Come Clean On MRT Project, Urges Kit Siang
PETALING JAYA: DAP has accused the government of sending mixed signals over the Jalan Sultan MRT (My Rapid Transit) project.
Party supremo Lim Kit Siang demanded that the government come clean over the uncertain fate of Kuala Lumpur’s MRT-afflicted Chinatown lots.
“The affected Jalan Sultan traders and the Malaysian public are entitled to ask, who is telling the truth about the MRT Jalan Sultan land acquisition: (Dr) Chua Soi Lek, Hamid Albar or Idris Jala?” Lim asked in a press statement.
Calling it the latest in Prime Minister Najib Tun Razak’s “flip-flop list”, the Ipoh Timur MP said that the government was sending mixed signals over the matter.
“Only three days ago, Chua (the MCA president) announced that the government had backtracked from its decision to acquire the land and 31 buildings around Jalan Sultan… to make way for the MRT.”
At the time, lot owners in Chinatown and nearby Bukit Bintang sighed in relief at the news, with some calling it a “slight ray of hope”.
However, Lim added that Land Public Transport Commission chairman Syed Hamid Albar rubbished Chua’s statement, saying that the 31 Jalan Sultan MRT-affected lots required compulsory acquisition.
“Hamid delivered a greater shocker when he declared that there was no guarantee that the acquired Jalan Sultan properties would eventually be returned to the owners,” Lim said.
This was compounded further by a letter from Pemandu chief Idris Jala to the Associated Chinese Chamber of Commerce and Industry Malaysia (ACCCIM) president William Chen.
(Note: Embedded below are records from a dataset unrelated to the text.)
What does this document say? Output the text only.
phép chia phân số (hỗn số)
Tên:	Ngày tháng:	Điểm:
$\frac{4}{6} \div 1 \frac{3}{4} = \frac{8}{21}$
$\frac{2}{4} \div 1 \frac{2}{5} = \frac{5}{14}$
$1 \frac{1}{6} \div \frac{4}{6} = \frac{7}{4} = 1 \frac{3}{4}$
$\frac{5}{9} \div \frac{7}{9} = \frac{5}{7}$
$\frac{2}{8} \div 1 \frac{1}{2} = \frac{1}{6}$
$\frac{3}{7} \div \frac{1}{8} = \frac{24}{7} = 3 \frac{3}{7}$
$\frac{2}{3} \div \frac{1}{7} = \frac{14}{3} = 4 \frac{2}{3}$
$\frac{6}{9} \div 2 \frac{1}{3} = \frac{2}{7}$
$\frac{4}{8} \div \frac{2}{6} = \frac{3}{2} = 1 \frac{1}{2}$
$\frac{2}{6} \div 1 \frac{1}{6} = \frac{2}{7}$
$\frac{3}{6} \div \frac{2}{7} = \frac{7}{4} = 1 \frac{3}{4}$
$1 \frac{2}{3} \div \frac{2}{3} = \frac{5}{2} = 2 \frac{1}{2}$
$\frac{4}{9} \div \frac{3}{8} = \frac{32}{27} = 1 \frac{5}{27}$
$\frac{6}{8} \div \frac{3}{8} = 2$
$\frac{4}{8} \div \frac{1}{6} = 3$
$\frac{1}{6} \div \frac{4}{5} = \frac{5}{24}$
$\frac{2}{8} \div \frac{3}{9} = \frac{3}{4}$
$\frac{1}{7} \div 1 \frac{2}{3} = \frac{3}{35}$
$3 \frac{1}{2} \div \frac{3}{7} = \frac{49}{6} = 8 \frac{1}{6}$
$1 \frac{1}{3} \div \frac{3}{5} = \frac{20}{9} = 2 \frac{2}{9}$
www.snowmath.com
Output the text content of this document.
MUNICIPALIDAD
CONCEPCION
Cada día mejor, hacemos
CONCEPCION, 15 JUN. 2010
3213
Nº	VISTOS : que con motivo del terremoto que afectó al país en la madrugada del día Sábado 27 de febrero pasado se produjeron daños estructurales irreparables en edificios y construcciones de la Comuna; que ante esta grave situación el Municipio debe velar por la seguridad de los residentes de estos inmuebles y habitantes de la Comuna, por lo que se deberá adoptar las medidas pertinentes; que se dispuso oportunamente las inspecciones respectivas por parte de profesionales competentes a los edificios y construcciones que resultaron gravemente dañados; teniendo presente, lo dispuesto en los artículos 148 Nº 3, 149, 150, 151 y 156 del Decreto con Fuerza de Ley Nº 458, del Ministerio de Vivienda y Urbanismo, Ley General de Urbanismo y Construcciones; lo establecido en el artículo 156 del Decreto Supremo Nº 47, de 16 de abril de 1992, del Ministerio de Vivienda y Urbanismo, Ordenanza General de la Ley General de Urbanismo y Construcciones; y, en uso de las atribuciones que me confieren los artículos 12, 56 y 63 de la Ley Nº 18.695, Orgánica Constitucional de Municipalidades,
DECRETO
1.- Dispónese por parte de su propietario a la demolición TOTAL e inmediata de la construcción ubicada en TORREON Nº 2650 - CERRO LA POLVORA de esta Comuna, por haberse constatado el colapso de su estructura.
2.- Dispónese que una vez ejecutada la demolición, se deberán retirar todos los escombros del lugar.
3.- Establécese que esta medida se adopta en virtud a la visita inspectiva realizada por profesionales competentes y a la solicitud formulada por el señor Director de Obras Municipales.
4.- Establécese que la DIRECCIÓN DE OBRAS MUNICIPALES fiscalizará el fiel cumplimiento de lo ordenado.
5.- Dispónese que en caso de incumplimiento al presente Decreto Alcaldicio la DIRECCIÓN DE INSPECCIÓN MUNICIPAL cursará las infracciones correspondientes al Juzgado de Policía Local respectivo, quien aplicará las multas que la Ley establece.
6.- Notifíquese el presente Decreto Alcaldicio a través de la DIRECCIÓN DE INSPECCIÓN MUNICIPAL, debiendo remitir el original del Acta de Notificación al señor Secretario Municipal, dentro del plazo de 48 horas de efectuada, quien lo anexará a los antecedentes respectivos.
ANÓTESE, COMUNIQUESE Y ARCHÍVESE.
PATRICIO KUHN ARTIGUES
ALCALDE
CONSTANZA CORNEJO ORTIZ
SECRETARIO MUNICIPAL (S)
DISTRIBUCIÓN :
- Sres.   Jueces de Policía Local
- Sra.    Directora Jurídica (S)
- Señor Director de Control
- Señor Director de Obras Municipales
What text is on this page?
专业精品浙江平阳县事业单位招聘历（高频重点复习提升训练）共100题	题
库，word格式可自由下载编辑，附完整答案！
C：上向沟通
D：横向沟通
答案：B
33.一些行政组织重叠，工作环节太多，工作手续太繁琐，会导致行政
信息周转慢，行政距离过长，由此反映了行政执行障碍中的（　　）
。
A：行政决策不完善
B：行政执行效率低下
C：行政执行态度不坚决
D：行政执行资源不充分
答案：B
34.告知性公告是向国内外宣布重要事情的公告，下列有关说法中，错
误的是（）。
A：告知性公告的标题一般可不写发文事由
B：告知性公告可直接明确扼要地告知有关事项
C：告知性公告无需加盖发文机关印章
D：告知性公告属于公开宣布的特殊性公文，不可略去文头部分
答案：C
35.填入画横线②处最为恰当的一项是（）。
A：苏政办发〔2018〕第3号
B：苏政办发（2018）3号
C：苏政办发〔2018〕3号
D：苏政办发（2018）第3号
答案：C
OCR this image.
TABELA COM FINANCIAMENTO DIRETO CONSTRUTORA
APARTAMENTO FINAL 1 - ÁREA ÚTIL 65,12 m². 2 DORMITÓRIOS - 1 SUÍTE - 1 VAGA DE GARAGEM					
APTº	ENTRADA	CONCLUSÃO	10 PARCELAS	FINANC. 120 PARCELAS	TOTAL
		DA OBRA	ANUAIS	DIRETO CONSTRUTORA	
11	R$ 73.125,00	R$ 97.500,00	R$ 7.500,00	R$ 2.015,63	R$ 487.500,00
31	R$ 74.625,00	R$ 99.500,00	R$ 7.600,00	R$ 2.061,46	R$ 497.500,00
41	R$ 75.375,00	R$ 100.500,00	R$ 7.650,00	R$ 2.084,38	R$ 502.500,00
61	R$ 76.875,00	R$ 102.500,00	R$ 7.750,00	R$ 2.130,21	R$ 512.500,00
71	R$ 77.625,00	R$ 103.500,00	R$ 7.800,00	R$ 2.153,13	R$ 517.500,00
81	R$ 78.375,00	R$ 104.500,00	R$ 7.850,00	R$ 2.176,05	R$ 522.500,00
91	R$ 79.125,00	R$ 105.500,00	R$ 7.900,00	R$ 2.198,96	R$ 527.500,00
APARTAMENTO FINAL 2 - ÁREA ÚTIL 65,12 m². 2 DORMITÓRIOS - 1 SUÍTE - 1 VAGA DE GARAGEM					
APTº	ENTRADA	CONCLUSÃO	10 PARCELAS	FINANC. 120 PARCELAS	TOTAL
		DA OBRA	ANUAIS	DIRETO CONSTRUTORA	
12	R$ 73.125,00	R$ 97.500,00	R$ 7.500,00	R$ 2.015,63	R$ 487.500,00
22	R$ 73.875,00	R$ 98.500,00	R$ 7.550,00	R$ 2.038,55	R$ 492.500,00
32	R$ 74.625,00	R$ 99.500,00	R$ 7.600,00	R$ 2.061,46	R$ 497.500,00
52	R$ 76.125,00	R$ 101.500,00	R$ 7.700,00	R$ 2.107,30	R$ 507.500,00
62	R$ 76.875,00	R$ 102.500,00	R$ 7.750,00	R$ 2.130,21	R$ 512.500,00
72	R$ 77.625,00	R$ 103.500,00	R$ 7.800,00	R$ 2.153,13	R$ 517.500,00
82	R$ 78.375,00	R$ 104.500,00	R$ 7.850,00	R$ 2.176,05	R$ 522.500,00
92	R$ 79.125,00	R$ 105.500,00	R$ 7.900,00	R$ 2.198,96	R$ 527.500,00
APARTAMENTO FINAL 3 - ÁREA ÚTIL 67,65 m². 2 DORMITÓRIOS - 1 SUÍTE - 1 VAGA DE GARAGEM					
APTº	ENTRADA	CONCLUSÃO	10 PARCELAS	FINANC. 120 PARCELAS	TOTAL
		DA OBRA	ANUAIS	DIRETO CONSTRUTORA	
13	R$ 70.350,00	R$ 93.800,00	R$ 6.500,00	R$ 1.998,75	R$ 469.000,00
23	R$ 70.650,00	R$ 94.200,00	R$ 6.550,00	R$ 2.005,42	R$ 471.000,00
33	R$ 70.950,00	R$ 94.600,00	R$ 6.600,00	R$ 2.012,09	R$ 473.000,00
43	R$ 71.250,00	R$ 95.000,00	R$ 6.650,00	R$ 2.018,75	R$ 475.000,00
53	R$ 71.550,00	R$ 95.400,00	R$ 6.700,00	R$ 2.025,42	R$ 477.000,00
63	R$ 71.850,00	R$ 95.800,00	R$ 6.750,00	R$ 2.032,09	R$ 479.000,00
Lim said that Idris had tried to justify the government’s pursuit in a “rail-and-property” model through land acquisitions and subsequent developments on them.
Jala, a Minister in the Prime Minister’s Department, said that the government would not be able to cover the cost of the MRT’s first line – Sungai Buloh-Kajang – through costs alone.
Lim also hit out at the government for holding on to “grandiose promises” through its various transformation programmes.
“It (the government) bears the responsbility to satisfy the Jalan Sultan traders and owners as well as the public that the MRT’s project owners, Prasarana, is not attempting to hijack heritage lots (in Chinatown),” he said.
Earlier this month, Chinatown traders got the shock of their lives when they attended a public briefing on the acquisition of their lots.
Many of them were told that they needed to vacate their land at the last minute in order to make way for the upcoming MRT – Malaysia’s largest infrastructure project to date.
The MRT’s 51km Sungai Buloh-Kajang line – the first of many – will see a total of 31 stations.
Spearheaded by the government to be the final solution to the Klang Valley’s burgeoning congestion problem, the government has yet to come up with a final price tag on the project.
Some parties and politicians have, however, estimated the project to cost RM53 billion.